The five number summary statistics is a set of descriptive statistics that summarizes a data set under study. Five number summary statistics consists of five numerical values that divide the data set into four equal parts. The five number summary statistics are also known as quartiles five number summary.
Table of Contents
Five Number Summary Statistics includes the following values:
- Minimum Value: The smallest value in the data set.
- First Quartile ($Q_1$): The value that separates the lowest 25% of the data from the remaining data sets.
- Median ($Q_2$): The value that separates the lowest 50% from the highest 50% of the data.
- Third Quartile ($Q_3$): The value that separates the lowest 75% of the data from the highest 25% of the data.
- Maximum value: The largest value in the data set.
Visualization of Five Number Summary Statistics
A box plot can visually represent the five number summary statistics. The box plot displays the dataset’s range (Minimum and Maximum), the median ($Q_2$), and the quartiles ($Q_1$ and $Q_2$).
The Five number summary statistics is a useful way to quickly summarize: the central tendency, variability, and distribution of a data set.
Interquartile Range
The interquartile range (IQR) is a measure of variability that is based on the five number summary of a dataset. It is the difference between the third quartile ($Q_3$) and the first quartile ($Q_1$) of a data set. The rectangle in the box plot represents the interquartile range. The box represents the middle 50% of the data (between $Q_1$ and $Q_3$), with a line inside the box marking the median ($Q_2$).
What is a Box Plot
A box plot is a graphical representation of the five number summary statistics. It is also known as a box-and-whisker plot. It is used to see the distribution of the data and to detect outliers graphically/visually.

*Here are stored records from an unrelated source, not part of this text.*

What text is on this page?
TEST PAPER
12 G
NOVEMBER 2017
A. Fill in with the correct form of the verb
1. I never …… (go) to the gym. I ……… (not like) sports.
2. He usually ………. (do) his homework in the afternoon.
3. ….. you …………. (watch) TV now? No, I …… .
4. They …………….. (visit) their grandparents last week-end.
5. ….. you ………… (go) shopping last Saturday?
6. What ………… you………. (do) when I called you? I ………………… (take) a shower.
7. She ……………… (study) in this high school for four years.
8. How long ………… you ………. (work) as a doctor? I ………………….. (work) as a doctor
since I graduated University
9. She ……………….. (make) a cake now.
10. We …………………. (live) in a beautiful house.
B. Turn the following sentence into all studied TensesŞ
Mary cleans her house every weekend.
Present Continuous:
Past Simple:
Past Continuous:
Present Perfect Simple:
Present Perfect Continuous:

The relative positions of the quartiles and the median can provide clues about the shape of the distribution. For example, if the median is closer to $Q_1$, the distribution might be right-skewed. If the median is closer to $Q_3$, it might be left-skewed. If the median is roughly halfway between $Q_1$ and $Q_3$, the distribution might be roughly symmetric. The whiskers extend from the box to the minimum and maximum values, and sometimes outliers are plotted as individual points beyond the whiskers.
The five-number summary is a valuable tool for understanding the distribution of data and making comparisons between different datasets. It is often used in exploratory data analysis, quality control, and other statistical applications.
How to Compute the Five Number Summary Statistics:
- First, arrange the data in ascending order.
- Find the minimum and maximum values in the data set.
- Find the median:
- If the number of data points is odd, the median is the middlemost value in the sorted data.
- If the number of data points is even, the median is the average of the two middlemost middle values of the sorted data.
- Find $Q_1$ and $Q_3$:
- $Q_1$ is the median of the lower half of the data (excluding the median if the number of data points is odd).
- $Q_3$ is the median of the upper half of the data (excluding the median if the number of data points is odd).